Okay then. Thank you very much.
Thank you. We can now take our next question from Bill Wilson of Redburn. Please go ahead, sir.
Yes. Good afternoon everyone. I've got two questions please. Firstly on new pricing back to the comments on China. Can you give some commentary on what's the pricing developments you've seen in Europe and North America?
I know there's some commentary in the press release of perhaps some quantifications as to what pricing trends you're seeing there. Thanks.
First of all, if we start on the most positive areas. So in North America, our pricing is improving. So that's good. In Europe overall, not significant change. As you remember, many European markets are still quite weak even though we see the slight positiveness and positive development we have.
And I think in China, as we said that pricing is slightly down given the strong competition for market share there.
I think in the part you said that your Chinese market price increase is down 2% to 5%. Can you scale where European pricing is versus that and where North America pricing is versus that?
We don't usually open up so deep. I mean, you have remember Europe there are so many different markets as well and a little bit different development there. But I think overall as I said positive trends in the U. S, Europe more mix, but more stable and China, I think we discussed already.
Okay. Thank you. And just going back on Chinese maintenance, growth rate is still growing at 25%. But I think you said that the conversion rates haven't really changed much. And I'm just curious as to why you're not seeing the conversion rates move up for either Giant Kona or Kona brand given the investment you're doing in maintenance with workforce there?
So perhaps a comment on why conversion rate appears to be stored a bit?
Well, as you know the overall market structure is such that there are a lot of independent players that also continue to grow there. I think what's important is that we continue to grow at a very good rate in China and we have a good performance. I think it's clear that over the coming years, our objective is to increase the conversion rates. But given the market structure, it's not something you would change overnight. But I think our clear objective over the coming years is to improve that.
Because the conversion rates have been rising though from the 2,007 to 2011 or so and then they appear to small to bits over the last few years. Do you think it's fair that we've hit kind of a level at which they can't really rise much further?
I don't think so. I think that as the market develops, I think the focus on quality of service and productivity of service will become more important, I think then we will have a good position. So I'm confident that over time that will be a favorable development, but it's not something that will change overnight. I would say the good thing is that particularly with the KONE brand, our performance continues to be solid and we are very significant present in the market.

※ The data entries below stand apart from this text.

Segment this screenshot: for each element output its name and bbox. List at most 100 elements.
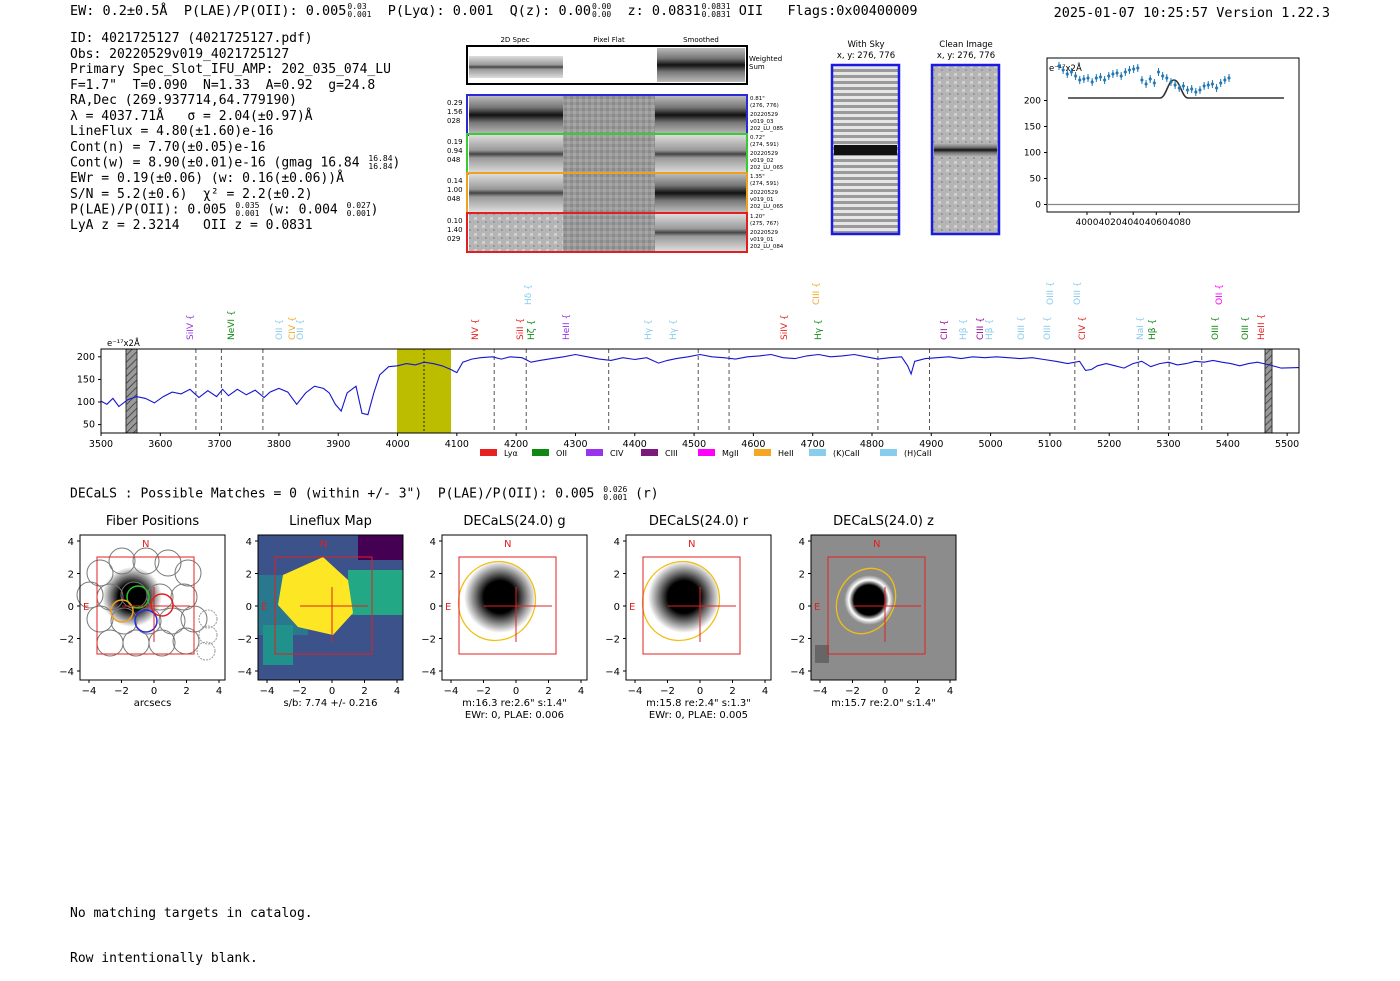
radec-line: RA,Dec (269.937714,64.779190) xyxy=(70,93,297,108)
line-label: OIII { xyxy=(1017,316,1027,340)
fiber-circle xyxy=(86,605,114,633)
sky-panels: With Sky x, y: 276, 776 Clean Image x, y… xyxy=(830,40,1001,236)
qz-lo: 0.00 xyxy=(591,10,612,19)
line-label-text: OIII { xyxy=(1211,316,1221,340)
cutout-row-4: 0.10 1.40 029 1.20" (275, 767) 20220529 … xyxy=(447,212,784,253)
plae-header-lo: 0.001 xyxy=(347,10,372,19)
panel-frame xyxy=(441,534,588,681)
line-label: HeII { xyxy=(1257,314,1267,340)
decals-panel-z: DECaLS(24.0) z N E −4 −4 −2 −2 0 0 2 2 4 4 m:15.7 re:… xyxy=(790,514,957,709)
ytick-label: −2 xyxy=(421,635,436,646)
line-label: OIII { xyxy=(1211,316,1221,340)
legend-label: HeII xyxy=(778,449,794,458)
spectrum-ytick-label: 50 xyxy=(83,420,95,431)
lineflux-peak xyxy=(278,557,353,635)
zoom-xtick-label: 4080 xyxy=(1168,218,1191,228)
spectrum-xtick-label: 5200 xyxy=(1097,439,1121,450)
xtick-label: 2 xyxy=(914,686,920,697)
zoom-point xyxy=(1223,77,1227,83)
panel-caption-2: EWr: 0, PLAE: 0.005 xyxy=(649,710,748,721)
ytick-label: −4 xyxy=(237,667,252,678)
spectrum-xtick-label: 4300 xyxy=(563,439,587,450)
east-label: E xyxy=(445,602,451,613)
svg-text:20220529: 20220529 xyxy=(750,190,778,196)
legend-swatch xyxy=(641,449,658,456)
ytick-label: 2 xyxy=(614,570,620,581)
line-label: Hβ { xyxy=(1148,319,1158,340)
col-header-pixelflat: Pixel Flat xyxy=(593,36,625,44)
z-line: OII xyxy=(738,3,764,19)
source-blob xyxy=(102,567,162,627)
cutout-row-2: 0.19 0.94 048 0.72" (274, 591) 20220529 … xyxy=(447,133,784,175)
xtick-label: −4 xyxy=(813,686,828,697)
contw-lo: 16.84 xyxy=(368,162,393,171)
version: Version 1.22.3 xyxy=(1216,5,1330,21)
svg-text:0.94: 0.94 xyxy=(447,147,463,155)
decals-panel-r: DECaLS(24.0) r N E −4 −4 −2 −2 0 0 2 2 4 4 m:15.8 re:… xyxy=(605,514,772,721)
fiber-circle-dashed xyxy=(198,625,218,645)
ytick-label: −2 xyxy=(237,635,252,646)
zoom-xtick-label: 4020 xyxy=(1099,218,1122,228)
ytick-label: −4 xyxy=(59,667,74,678)
spectrum-yticks: 50 100 150 200 xyxy=(77,352,101,431)
north-label: N xyxy=(873,539,880,550)
zoom-ytick-label: 100 xyxy=(1024,149,1041,159)
decals-title: DECaLS : Possible Matches = 0 (within +/… xyxy=(70,486,595,502)
spectrum-xtick-label: 4000 xyxy=(385,439,409,450)
ytick-label: 4 xyxy=(68,537,74,548)
zoom-point xyxy=(1156,69,1161,75)
legend-swatch xyxy=(754,449,771,456)
zoom-point xyxy=(1177,85,1182,91)
spectrum-xtick-label: 3900 xyxy=(326,439,350,450)
zoom-point xyxy=(1057,63,1061,69)
aperture-ellipse xyxy=(641,560,721,642)
line-label-text: CIV { xyxy=(288,316,298,340)
east-label: E xyxy=(261,602,267,613)
line-label: OIII { xyxy=(1043,316,1053,340)
east-label: E xyxy=(629,602,635,613)
line-label: Hζ { xyxy=(527,320,537,340)
line-label-text: OII { xyxy=(1215,284,1225,305)
lineflux-line: LineFlux = 4.80(±1.60)e-16 xyxy=(70,124,274,139)
svg-text:1.35": 1.35" xyxy=(750,174,765,180)
masked-band-left xyxy=(125,348,138,434)
with-sky-title: With Sky xyxy=(847,40,884,50)
zoom-point xyxy=(1214,85,1219,91)
decals-lo: 0.001 xyxy=(603,493,628,502)
panel-title: DECaLS(24.0) r xyxy=(649,514,749,529)
xtick-label: −2 xyxy=(114,686,129,697)
plae-text: P(LAE)/P(OII): 0.005 xyxy=(70,202,227,218)
fiber-highlight-blue xyxy=(134,609,158,633)
line-label: HeII { xyxy=(562,314,572,340)
line-label-text: CII { xyxy=(940,320,950,340)
spectrum-xtick-label: 4100 xyxy=(445,439,469,450)
decals-panel-g: DECaLS(24.0) g N E −4 −4 −2 −2 0 0 2 2 4 4 m:16.3 re:… xyxy=(421,514,588,721)
zoom-point xyxy=(1098,74,1103,80)
zoom-point xyxy=(1202,83,1206,89)
ytick-label: −4 xyxy=(790,667,805,678)
xtick-label: −4 xyxy=(444,686,459,697)
svg-text:v019_03: v019_03 xyxy=(750,119,774,125)
zoom-point xyxy=(1218,80,1223,86)
line-label: OIII { xyxy=(1241,316,1251,340)
plya-value: P(Lyα): 0.001 xyxy=(387,3,494,19)
zoom-point xyxy=(1181,83,1186,89)
spectrum-unit: e⁻¹⁷x2Å xyxy=(107,337,140,349)
svg-text:1.56: 1.56 xyxy=(447,108,463,116)
line-label: Hβ { xyxy=(959,319,969,340)
id-line: ID: 4021725127 (4021725127.pdf) xyxy=(70,31,313,46)
line-label-text: HeII { xyxy=(1257,314,1267,340)
weighted-label-2: Sum xyxy=(749,63,765,71)
line-label-text: HeII { xyxy=(562,314,572,340)
contn-line: Cont(n) = 7.70(±0.05)e-16 xyxy=(70,139,266,155)
cutout-row-3: 0.14 1.00 048 1.35" (274, 591) 20220529 … xyxy=(447,172,784,214)
fiber-circle xyxy=(110,607,138,635)
svg-text:029: 029 xyxy=(447,235,460,243)
line-label-text: OII { xyxy=(296,319,306,340)
xtick-label: −2 xyxy=(845,686,860,697)
svg-text:20220529: 20220529 xyxy=(750,151,778,157)
zoom-point xyxy=(1206,82,1211,88)
line-label-text: Hβ { xyxy=(985,319,995,340)
plae-w-end: ) xyxy=(370,202,379,218)
legend-swatch xyxy=(480,449,497,456)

And have you started to take share yet from competitive installed base in China? Or are you still very much focusing on your own installed base for now?
China basis is predominantly Kona Equipment and China Kona.
Okay. Thank you very much.
Our final question today comes from Martin Flueckiger. Go ahead, sir.
Yes. Good afternoon. This is Martin Fluegge from Kepler Cheuvreux. Two questions if I may. Just going back to your outlook on new equipment market growth in China.
Looking at the recent statistics coming from the National Bureau of Statistics of China, by the way, I'm aware of the statements you made on the heterogeneity of the market. But just looking at those statistics, particularly looking at land purchases and looking at new construction area, looking at inventory levels overall, looks the outlook of a stable to only slightly declining market, particularly given the fact that Q2 was already slightly declining, seems to be somewhat overly optimistic. How would you respond to such a claim? That's my first question. And then secondly, coming back
to Margie, let's take again one question at
a time.
I think it provides more clarity that way. I would say, you have to remember that we have a very I think first of all, we have a very good team on the ground in China. We have a very broad team on the ground in China. We follow the market very closely there, of course, have a close relation with our customers. Based on everything we see in development in the market in China, this is what we believe at the moment and also when we look at overall real estate investments in the market.
This is our best and most transparent view and what we of course are committed to seek.
Okay. Thank you very much. And then second question, coming back to EMEA, particularly Europe. If I remember correctly, the statement in the Q1 sorry, Q2 report was that Europe overall was flattish to slightly up. And if I remember also correctly, the statement on your own order intake growth in Europe was looking for clear or yes, clearly growing in Europe.
I think those were the words. So if there's a discrepancy, are you gaining market share? And if yes, from whom?
I would say that we had overall a good performance. And did we grow faster in the market? We probably did. We're taking market share. I mean, I don't know from probably that I can't exactly say, but I would say overall, I would say that we had I think the key message and the key kind of takeaway from the quarter is that our performance was very strong on a broad basis including Europe.
And I think that's important and that's why I'm very happy about the how strong the execution we had on a broad
basis. Okay. Thank you very
much. Thank you.
We have one final question from Robert Crettlow of Commerzbank. Go ahead sir.
Good afternoon, ladies and gentlemen. One follow-up on China, if I may. Could you share your view with us on the effect of the stock market drop? It looks like in particular private investors have been hurt. And could there be any spillover effect to developers offering a lower hassle return for their properties they sold?
I think there are better experts to assess the impact of the stock market volatility we've seen in China. I think based the best understanding we have is that if they can keep it more stable at these levels or if the market keeps stays more stable at these levels, the wealth effect should be limited. And in the end, the number of private individuals active in the stock market is not that high. So at least based on the intelligence and understanding we have, so far it has not had a significant impact on either investments in real estate. In fact, investments in real estate are going up at the moment and also consumption seems to be pretty solid.
So you're hearing no complaints in the developers, the real estate developers?
Any significant impacts on our developer customers on this?
Good to know. Thanks.
Thank you.
As we have no further questions at this time, I would now like to hand the call back to the speakers for any additional or concluding remarks. Thank you.
Thank you. We are then ready to conclude the call from today. So thank you everybody for your Thank you.
Thank you.
That will conclude today's conference call. Thank you for your participation, ladies and gentlemen. You may now disconnect.